Nous sommes profondément convaincus que le libre-échange, c'est l'harmonie des intérêts et la paix des nations; et certes nous plaçons cet effet indirect et social mille fois au-dessus de l'effet direct ou purement économique.
Car la paix assurée des nations, c'est le désarmement, c'est le discrédit de la force brutale, c'est la révision, l'allégement et la juste répartition des taxes publiques, c'est, pour les peuples, le point de départ d'une ère nouvelle.

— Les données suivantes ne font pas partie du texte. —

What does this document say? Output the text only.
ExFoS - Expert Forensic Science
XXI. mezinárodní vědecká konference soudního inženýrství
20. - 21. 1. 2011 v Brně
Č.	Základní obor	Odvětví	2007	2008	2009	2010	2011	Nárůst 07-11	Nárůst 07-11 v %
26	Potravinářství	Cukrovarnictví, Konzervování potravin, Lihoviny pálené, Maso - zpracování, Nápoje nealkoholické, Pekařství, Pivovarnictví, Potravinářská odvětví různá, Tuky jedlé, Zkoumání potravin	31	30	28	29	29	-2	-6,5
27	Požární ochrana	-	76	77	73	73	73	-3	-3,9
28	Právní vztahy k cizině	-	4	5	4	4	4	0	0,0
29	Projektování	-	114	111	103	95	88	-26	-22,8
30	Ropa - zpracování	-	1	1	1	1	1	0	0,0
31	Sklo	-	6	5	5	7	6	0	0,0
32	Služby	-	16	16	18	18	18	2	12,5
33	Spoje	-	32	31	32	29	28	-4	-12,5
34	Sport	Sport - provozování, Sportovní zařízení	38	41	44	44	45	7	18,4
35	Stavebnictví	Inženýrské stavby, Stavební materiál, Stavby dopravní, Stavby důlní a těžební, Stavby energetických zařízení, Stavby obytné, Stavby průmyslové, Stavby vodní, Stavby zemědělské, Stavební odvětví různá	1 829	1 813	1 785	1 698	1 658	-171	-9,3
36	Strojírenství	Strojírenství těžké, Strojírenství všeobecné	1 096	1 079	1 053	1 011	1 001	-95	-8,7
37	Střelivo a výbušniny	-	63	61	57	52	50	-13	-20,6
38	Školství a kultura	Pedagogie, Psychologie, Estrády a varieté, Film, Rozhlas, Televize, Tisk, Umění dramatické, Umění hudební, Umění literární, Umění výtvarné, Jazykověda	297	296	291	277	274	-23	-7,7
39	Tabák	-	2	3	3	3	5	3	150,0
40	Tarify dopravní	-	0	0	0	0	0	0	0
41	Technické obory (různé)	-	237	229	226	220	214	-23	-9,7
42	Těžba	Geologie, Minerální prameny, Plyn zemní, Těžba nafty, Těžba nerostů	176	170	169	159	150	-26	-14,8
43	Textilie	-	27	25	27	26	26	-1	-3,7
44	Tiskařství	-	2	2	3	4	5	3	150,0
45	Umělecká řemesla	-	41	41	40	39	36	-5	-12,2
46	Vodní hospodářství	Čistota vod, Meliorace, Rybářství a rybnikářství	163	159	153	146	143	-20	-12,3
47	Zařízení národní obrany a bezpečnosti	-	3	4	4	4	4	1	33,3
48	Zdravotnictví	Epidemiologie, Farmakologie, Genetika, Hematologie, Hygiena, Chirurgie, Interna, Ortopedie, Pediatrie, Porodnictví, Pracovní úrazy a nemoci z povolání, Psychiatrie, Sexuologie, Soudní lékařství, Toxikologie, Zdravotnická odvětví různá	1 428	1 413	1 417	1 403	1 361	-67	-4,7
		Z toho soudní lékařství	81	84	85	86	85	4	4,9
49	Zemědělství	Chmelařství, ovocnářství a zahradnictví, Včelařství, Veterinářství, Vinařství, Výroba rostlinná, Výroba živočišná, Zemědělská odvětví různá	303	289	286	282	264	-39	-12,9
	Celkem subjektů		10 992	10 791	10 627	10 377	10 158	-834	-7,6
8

Supposant donc que la nation qui proclame la première le libre-échange était pénétrée et imbue de l'esprit du libre-échange, nous nous croyons fondés à penser qu'elle serait aussi la première à réduire son état militaire.
La raison dominante des onéreux efforts auxquels les nations modernes se soumettent, dans le sens du développement de la force brutale, étant manifestement la jalousie industrielle, l'ambition des débouchés exclusifs et le régime colonial, il nous paraissait absurde, contradictoire, qu'un peuple voulût se soumettre à l'aggravation de ce lourd fardeau militaire, précisément au moment où, par d'autres mesures, il rend ce fardeau irrationnel et inutile.
Nous concevrions, sans l'approuver, que l'Angleterre armât si elle avait des craintes pour ses colonies, ou l'arrière-pensée d'en acquérir de nouvelles.
Mais, quant à ses possessions actuelles, jamais elle n'a eu moins raison de craindre, puisqu'elle entre dans un système commercial qui ôte aux nations rivales tout intérêt à s'en emparer.
Quelle raison aura la France de se jeter dans les hasards d'une guerre pour conquérir le Canada ou la Jamaïque, quand, sans aucuns frais de surveillance, d'administration et de défense, elle pourra y porter ses produits sur ses propres navires, y accomplir ses ventes, ses achats et ses transactions aux mêmes conditions que les Anglais eux-mêmes?
S'il plaît aux Anglais de s'imposer tous les frais du gouvernement de l'Inde, quel motif aurons-nous de leur disputer, l'arme au poing, ce singulier privilége, quand, du reste, par la liberté des échanges, nous retirerons du commerce de l'Inde tous les avantages dont pourrait nous investir la possession elle-même?
Tant que les Anglais nous excluent, nous et les autres peuples, d'une partie considérable de la surface du globe, c'est une violence; et il est clair que toute violence, constamment menacée, ne se maintient qu'à l'aide de la force. Armer, dans cette position, c'est une nécessité fatale; ce n'est pas au moins une inconséquence.
Mais armer pour défendre des possessions qu'on ouvre au libre commerce du monde entier, c'est planter un arbre et en rejeter soi-même les fruits les plus précieux.